Because of his aggression, we couldn’t just ask a family member to take him in, or offer him to a friend. We felt that we had no other choice but to contact the shelter where we adopted him three years ago, and see if they could take him back in the hopes of re-homing him to an experienced cat owner who could help manage his behavior. It was probably the hardest phone call we’ve had to make thus far, and my heart still aches with the guilt of simply admitting we weren’t able to keep him.
During his last few days with us, I cried more than I had in a long time. I cried while packing up his toys, knowing that we’d never play with Rainbow Snake again, hoping that someone else would. I cried while gathering his cans of food, realizing that the days of him nuzzling my ankles while I fed him were numbered.
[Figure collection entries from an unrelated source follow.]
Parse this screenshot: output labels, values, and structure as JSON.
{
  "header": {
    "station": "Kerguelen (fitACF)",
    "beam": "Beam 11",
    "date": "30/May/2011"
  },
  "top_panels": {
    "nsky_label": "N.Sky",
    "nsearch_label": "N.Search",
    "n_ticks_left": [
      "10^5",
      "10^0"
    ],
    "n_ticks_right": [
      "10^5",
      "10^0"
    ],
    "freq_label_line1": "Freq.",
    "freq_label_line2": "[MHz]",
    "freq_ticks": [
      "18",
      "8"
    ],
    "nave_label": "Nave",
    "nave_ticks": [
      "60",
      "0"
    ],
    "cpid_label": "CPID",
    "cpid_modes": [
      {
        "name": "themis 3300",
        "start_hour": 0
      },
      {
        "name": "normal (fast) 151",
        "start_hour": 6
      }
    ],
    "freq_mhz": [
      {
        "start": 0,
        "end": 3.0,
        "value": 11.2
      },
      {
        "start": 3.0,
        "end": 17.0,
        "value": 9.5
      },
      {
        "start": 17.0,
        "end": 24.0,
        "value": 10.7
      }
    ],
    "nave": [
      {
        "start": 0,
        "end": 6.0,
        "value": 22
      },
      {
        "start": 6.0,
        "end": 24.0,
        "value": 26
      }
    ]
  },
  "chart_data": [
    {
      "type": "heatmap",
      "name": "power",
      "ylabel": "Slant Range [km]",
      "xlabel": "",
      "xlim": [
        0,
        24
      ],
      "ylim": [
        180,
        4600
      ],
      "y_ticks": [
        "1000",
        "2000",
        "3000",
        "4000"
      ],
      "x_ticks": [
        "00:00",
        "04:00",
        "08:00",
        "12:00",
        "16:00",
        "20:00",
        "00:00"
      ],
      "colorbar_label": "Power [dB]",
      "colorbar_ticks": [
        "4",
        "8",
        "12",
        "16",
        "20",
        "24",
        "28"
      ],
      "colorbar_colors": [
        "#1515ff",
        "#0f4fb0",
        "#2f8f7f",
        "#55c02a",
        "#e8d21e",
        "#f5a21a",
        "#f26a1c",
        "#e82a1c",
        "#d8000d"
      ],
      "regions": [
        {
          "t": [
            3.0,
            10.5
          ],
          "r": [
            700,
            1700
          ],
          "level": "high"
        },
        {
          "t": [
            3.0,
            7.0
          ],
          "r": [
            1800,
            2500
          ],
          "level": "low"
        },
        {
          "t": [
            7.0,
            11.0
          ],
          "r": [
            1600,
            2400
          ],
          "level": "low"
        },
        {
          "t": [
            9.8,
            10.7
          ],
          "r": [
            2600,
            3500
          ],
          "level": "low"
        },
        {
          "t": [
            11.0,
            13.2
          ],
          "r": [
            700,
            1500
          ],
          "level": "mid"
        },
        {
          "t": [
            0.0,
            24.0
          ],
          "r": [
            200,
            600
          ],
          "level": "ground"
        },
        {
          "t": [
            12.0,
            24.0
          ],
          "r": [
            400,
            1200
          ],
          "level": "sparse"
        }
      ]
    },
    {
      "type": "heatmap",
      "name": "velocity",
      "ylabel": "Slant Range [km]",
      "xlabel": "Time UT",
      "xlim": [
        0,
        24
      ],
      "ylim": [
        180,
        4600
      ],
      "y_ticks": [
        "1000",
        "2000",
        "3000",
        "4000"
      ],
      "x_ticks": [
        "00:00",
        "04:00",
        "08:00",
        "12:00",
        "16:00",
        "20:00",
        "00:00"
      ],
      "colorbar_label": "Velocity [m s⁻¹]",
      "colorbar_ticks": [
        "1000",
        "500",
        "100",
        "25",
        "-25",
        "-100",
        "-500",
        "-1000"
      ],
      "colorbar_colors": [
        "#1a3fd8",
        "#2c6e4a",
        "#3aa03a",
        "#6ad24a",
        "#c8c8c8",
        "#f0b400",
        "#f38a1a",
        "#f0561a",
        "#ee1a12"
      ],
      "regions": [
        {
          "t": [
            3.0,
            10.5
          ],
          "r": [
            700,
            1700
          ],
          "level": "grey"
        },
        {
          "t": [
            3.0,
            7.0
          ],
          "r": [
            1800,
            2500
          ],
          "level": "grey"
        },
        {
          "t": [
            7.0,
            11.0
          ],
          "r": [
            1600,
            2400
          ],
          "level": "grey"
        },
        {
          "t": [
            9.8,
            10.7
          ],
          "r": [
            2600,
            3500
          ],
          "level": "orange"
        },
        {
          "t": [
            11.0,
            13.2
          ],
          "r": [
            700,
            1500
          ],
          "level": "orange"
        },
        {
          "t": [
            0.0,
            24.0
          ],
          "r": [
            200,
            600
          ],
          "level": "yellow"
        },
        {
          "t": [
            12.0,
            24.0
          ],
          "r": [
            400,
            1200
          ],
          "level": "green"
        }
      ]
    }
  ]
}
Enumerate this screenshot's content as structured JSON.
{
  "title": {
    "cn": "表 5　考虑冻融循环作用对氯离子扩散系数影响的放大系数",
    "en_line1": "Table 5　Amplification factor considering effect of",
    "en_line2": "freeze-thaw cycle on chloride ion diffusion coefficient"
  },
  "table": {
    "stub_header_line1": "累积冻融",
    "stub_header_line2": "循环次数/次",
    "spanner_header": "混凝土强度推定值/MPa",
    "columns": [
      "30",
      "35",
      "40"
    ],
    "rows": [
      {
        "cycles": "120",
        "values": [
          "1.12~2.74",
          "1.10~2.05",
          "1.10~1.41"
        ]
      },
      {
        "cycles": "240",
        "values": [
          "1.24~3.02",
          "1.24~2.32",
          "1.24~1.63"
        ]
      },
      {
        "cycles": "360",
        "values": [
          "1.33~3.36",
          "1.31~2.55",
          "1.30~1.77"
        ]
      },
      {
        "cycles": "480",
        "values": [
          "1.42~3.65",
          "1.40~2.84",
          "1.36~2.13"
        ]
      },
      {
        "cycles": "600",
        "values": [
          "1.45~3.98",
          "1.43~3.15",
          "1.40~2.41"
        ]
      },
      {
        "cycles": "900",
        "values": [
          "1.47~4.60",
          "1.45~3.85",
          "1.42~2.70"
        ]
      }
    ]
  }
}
And I cried just looking at him, sitting on our windowsill peacefully, completely unsuspecting of what was to come.
I’m sure that someone will think that we are terrible people for abandoning our cat, that we shouldn't have adopted him in the first place if we were going to have a baby eventually.
I said my final goodbye to him on a Tuesday morning, through the mesh wall of his cat carrier. I lay down on the floor to get eye level with him and told him that I loved him, and that I was sorry. I wished desperately that he could understand English for just one minute, so that he could know how much we tried to make this home a permanent one for him. So that he could know how sad we were that it wasn’t. My last words to him were “I’ll never forget you,” while understanding that, in time, he will forget me.
Soon, his adoption profile will be on the internet, and his photos will start making the rounds on the shelter’s social media. I’m sure the description will say something like “My owners couldn’t keep me," just to pull at viewers' heartstrings. And I’m sure that someone will read it, thinking that we are terrible people for abandoning our cat, that we shouldn't have adopted him in the first place if we were going to have a baby eventually. I say this with firmness because it’s exactly what I would have thought several years ago. I would have judged myself.
However, I don't think we could have done anything differently. I don’t regret adopting him, because he brought us so much love and happiness — and I know we did the same for him. Ultimately, we had to do the best thing for our daughter; it was the first of many decisions that will be solely for her benefit. When you cross that bridge into parenthood, somehow you’re able to do the hardest things in the world, simply because you need to put your child first.
Faramir was a part of our family, and there is a quiet in our apartment now that’s absolutely gut-wrenching. The energy has shifted; something is lost that cannot be replaced. It hurts to think of him back in the shelter, back in that room where we met him so long ago, looking through the glass door at the people who might be his next family. He deserves a home that is forever; and I am so, so sorry that it wasn’t ours.